Traficantes atiram migrantes ao mar do Iémen (Reuters)

Em menos de 24 horas a Organização Internacional para as Migrações (OIM) reportou dois casos de migrantes atirados por traficantes dos barcos que os levariam em viagens clandestinas ao Iémen para dali chegarem a outros destinos. Há mortos, desaparecidos e feridos.

 

Depois de ontem ter dado conta que pelo menos 50 migrantes originários da Somália e da Etiópia foram atirados ao mar por um individuo que se dedica ao tráfico humano, acabando grande parte deles por morrer afogados nas proximidades do Iémen, esta agência especializada da ONU registou hoje um novo caso na mesma zona.

Desta vez há pelo menos seis mortos e 13 desaparecidos e dos 100 sobreviventes 25 estão a receber tratamento médico.

O incidente de ontem, classificado de “chocante e desumano”, foi descoberto por agentes da OIM quando encontraram 29 campas rasas com corpos dos migrantes. Estes foram enterrados na praia de Shabwa pelos que conseguiram sobreviver, sendo que ainda há dezenas de desaparecidos.

Os passageiros atirados borda fora tinham em média, segundo dados colhidos pelos funcionários da OIM, 16 anos, e tentavam chegar a países do Golfo via Iémen que, não obstante ser uma região em conflito, está bastante próxima do Corno de África o que a torna uma porta de passagem para os migrantes.

Segundo relatos dos sobreviventes o traficante que os transportava entrou em pânico ao avistar próximos a costa pessoas que julgou serem agentes da autoridade e por isso atirou ao mar um número de pessoas que pode ser superior a 120.

“Eles disseram-nos também que o traficante já regressou à Somália para continuar o seu negócio e arranjar mais migrantes para trazer para o Iémen pela mesma rota”, informou Laurent de Boeck, chefe de missão da OIM no Iémen.

Dados da OIM apontam que, desde Janeiro, cerca de 55.000 mil migrantes, grande parte deles jovens e mulheres e maioritariamente provenientes da Etiópia e da Somália, rumaram ao Iémen.

 

quinta, 10 agosto 2017 17:32

1 comentário

  • Anette Vital 11-08-2017 Reportar

    Ouvimos estas noticias cada vez mais graves e inadmissiveis e nenhum lider africano aparece com uma sugestão para o seu povo.

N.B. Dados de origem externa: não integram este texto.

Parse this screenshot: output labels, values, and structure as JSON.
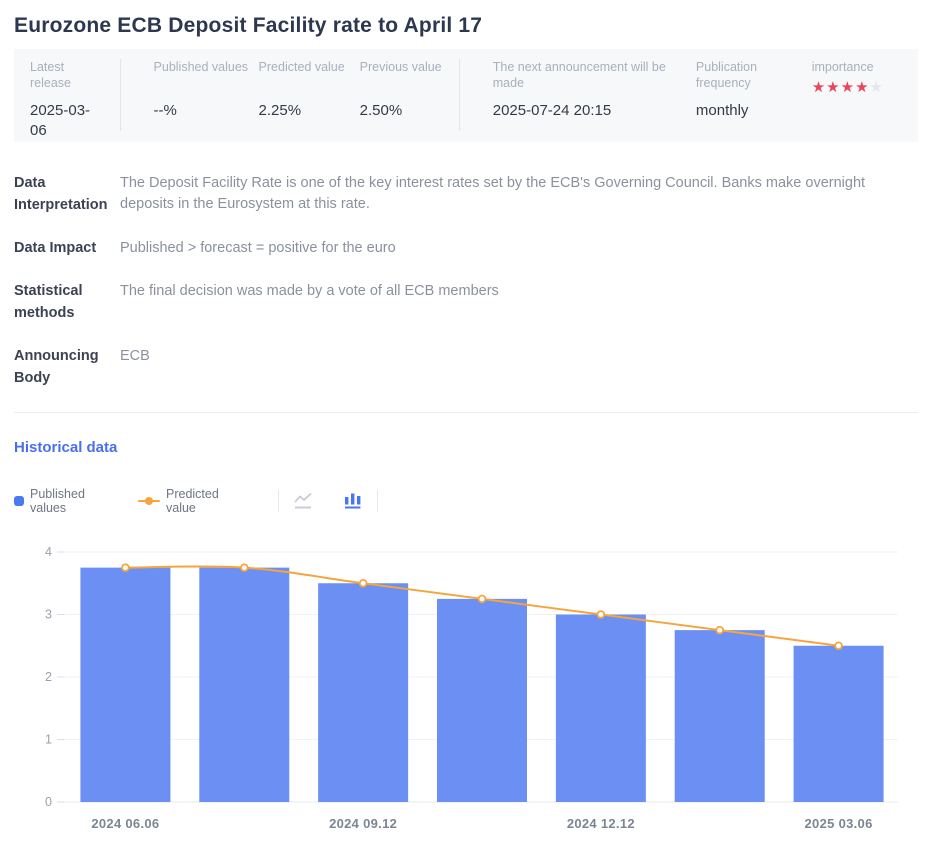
{
  "page_title": "Eurozone ECB Deposit Facility rate to April 17",
  "summary": {
    "latest_release": {
      "label": "Latest release",
      "value": "2025-03-06"
    },
    "published_values": {
      "label": "Published values",
      "value": "--%"
    },
    "predicted_value": {
      "label": "Predicted value",
      "value": "2.25%"
    },
    "previous_value": {
      "label": "Previous value",
      "value": "2.50%"
    },
    "next_announcement": {
      "label": "The next announcement will be made",
      "value": "2025-07-24 20:15"
    },
    "publication_frequency": {
      "label": "Publication frequency",
      "value": "monthly"
    },
    "importance": {
      "label": "importance",
      "filled_stars": 4,
      "total_stars": 5,
      "filled_color": "#e8465a",
      "empty_color": "#e4e6ea"
    }
  },
  "info_rows": [
    {
      "label": "Data Interpretation",
      "content": "The Deposit Facility Rate is one of the key interest rates set by the ECB's Governing Council. Banks make overnight deposits in the Eurosystem at this rate."
    },
    {
      "label": "Data Impact",
      "content": "Published > forecast = positive for the euro"
    },
    {
      "label": "Statistical methods",
      "content": "The final decision was made by a vote of all ECB members"
    },
    {
      "label": "Announcing Body",
      "content": "ECB"
    }
  ],
  "historical": {
    "heading": "Historical data",
    "legend": [
      {
        "label": "Published values",
        "color": "#4a7af0",
        "marker": "square"
      },
      {
        "label": "Predicted value",
        "color": "#f5a53c",
        "marker": "line-dot"
      }
    ],
    "toolbar": [
      {
        "icon": "line-chart-icon",
        "active": false
      },
      {
        "icon": "bar-chart-icon",
        "active": true
      }
    ]
  },
  "chart_data": {
    "type": "bar",
    "categories": [
      "2024 06.06",
      "",
      "2024 09.12",
      "",
      "2024 12.12",
      "",
      "2025 03.06"
    ],
    "series": [
      {
        "name": "Published values",
        "type": "bar",
        "color": "#6b8ff2",
        "values": [
          3.75,
          3.75,
          3.5,
          3.25,
          3.0,
          2.75,
          2.5
        ]
      },
      {
        "name": "Predicted value",
        "type": "line",
        "color": "#f5a53c",
        "values": [
          3.75,
          3.75,
          3.5,
          3.25,
          3.0,
          2.75,
          2.5
        ]
      }
    ],
    "title": "",
    "xlabel": "",
    "ylabel": "",
    "ylim": [
      0,
      4
    ],
    "y_ticks": [
      0,
      1,
      2,
      3,
      4
    ],
    "grid": true,
    "legend_position": "top-left",
    "line_marker": "open-circle"
  }
}
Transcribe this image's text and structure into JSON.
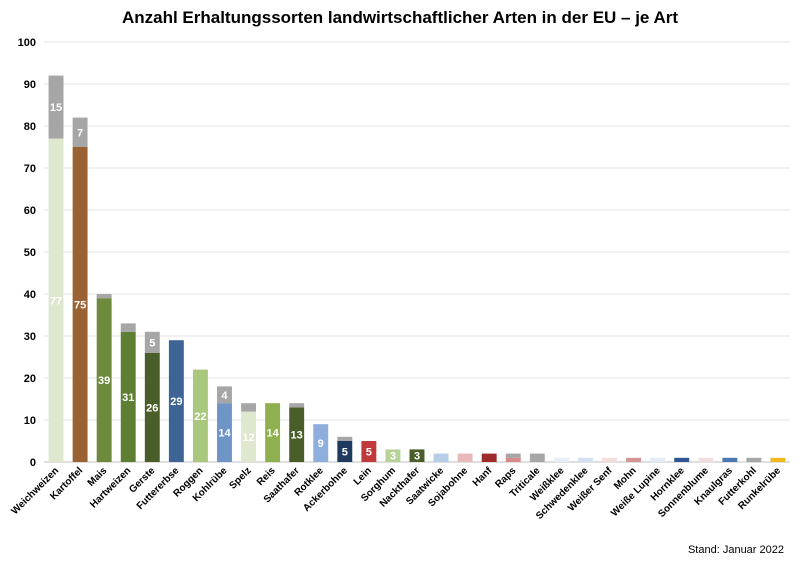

E os paises que permitem aos passadores organizar o tràfico, enriqucendo com as migalhas dos desgraçados que ninguém quer e que acabarão por regressar (a maioria) ao pais de origem. Qual o pais, mais rico que seja, quererà ocupar-se de milhares de ociosos que, ainda por cima, procedem como delinquentes?
    E Cabo Verde, que não pode com uma gata pelo rabo, a admitir - em nome da fraternidade - gente para quem nada podem fazer nem imediatamente nem a longo prazo.